Я осознаю себя лежащей на чём-то мягком. Открыв глаза, понимаю, что лежу на краю села. Кажется, это называется «околица», хотя я не уверена. Медленно поднявшись, понимаю: я изменилась, как и наряд мой. Теперь на мне простое платье серого цвета, хлопковое или даже ситцевое, вокруг слегка прохладно, но не так, как в спальне, а сама я, по-моему, младше стала.

Кто я и где нахожусь, совсем не понимаю, нет у меня понимания происходящего, поэтому я медленно бреду в сторону села или деревни, ведь разницы я не знаю. На улицах ни человека, то там, то тут валяются мёртвые собаки, отчего становится всё страшнее. Я уже почти дрожу, но ноги меня сами несут в сторону чёрного дымящегося строения. В воздухе запах дыма и чего-то ещё, сладковатого такого.
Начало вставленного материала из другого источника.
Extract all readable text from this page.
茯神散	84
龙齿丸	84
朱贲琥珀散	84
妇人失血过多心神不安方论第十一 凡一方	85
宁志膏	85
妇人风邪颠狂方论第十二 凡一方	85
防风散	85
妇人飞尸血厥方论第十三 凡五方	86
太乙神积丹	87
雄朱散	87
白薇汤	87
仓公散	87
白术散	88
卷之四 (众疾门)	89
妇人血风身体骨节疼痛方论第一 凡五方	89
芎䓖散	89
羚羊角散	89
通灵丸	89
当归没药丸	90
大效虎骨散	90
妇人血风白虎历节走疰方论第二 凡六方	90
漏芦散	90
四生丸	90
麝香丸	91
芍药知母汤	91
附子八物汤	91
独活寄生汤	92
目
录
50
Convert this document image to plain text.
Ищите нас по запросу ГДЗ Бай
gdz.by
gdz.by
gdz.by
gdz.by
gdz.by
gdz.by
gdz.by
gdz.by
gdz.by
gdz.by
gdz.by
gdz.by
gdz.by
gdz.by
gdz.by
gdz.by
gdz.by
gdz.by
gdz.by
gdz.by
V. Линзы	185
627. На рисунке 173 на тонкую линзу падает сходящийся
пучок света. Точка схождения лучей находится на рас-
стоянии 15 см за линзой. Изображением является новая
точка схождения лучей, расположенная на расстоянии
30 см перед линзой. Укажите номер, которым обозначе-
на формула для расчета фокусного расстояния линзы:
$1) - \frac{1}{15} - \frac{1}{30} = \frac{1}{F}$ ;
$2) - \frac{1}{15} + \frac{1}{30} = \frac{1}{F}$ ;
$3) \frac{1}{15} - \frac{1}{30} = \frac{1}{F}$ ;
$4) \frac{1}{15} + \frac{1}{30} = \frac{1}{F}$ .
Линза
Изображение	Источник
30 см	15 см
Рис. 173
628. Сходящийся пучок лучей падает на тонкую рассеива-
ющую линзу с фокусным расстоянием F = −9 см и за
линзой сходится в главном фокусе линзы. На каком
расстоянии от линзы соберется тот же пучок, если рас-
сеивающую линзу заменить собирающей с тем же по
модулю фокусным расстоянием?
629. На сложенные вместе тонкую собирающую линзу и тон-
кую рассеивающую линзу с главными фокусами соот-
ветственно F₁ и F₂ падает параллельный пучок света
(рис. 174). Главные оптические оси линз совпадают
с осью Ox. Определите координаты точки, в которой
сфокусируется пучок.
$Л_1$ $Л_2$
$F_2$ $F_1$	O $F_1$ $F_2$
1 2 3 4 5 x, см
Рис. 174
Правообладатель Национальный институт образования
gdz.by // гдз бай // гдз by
Я подхожу к строению, когда одна из стен падает внутрь, подняв клуб пепла. Заглянув внутрь, вижу много пепла, а ещё что-то белеющее из-под него. Не в силах сопротивляться своему желанию, я тянусь к этому белому, сбрасывая с него пепел, и в следующее мгновение, осознав, что вижу, начинаю громко визжать. Изо всех сил я визжу, но никто не отвечает мне. А передо мной в недогоревших обрывках ткани лежат кости в пепле. Белёсые кости буквально светятся сквозь усыпавший их пепел. Тут бы мне и проклясть биологиню, но сути это не изменит – здесь сожгли людей. Кости на людские похожи, прямо как на том самом скелете, что нам во втором классе показывали.

Довизжав, я понимаю: надо найти еды и идти по дороге, чтобы найти других людей. Наверняка здесь побывали революционеры, ведь никого страшнее я не знаю. А ещё понять, почему у меня изменился голос, руки и платье. И как именно они изменились. Я поворачиваюсь, собираясь пойти по домам, при этом моим ногам явно дорога знакома, поэтому я просто потерянно бреду. Осознать увиденное у меня просто нет сил.

Войдя в какой-то дом, я застываю прямо напротив входа, ибо вижу на стене отрывной календарь. Обнаруженные на нём цифры просто не могут быть правдой, потому что отстоят от известных мне на двадцать пять лет. На календаре – двадцать четвертое сентября сорок второго года. Я смотрю, не отрывая взгляда, а затем опускаюсь на пол, чтобы не лишиться чувств.

Как такое может быть? Я сейчас должна быть глубокой старухой, а не маленькой девочкой! И что произошло? Почему? Ответов на эти вопросы у меня нет, зато, поднявшись, я обнаруживаю зеркало. Из зеркала на меня смотрит кофулька лет восьми, наверное, в простом платье, с испуганными глазами и явно недавно плакавшая. Светлые волосы выбились из косы, что заставляет сердце ёкнуть, ибо было бы мне за такое… Голубые глаза наполнены страхом.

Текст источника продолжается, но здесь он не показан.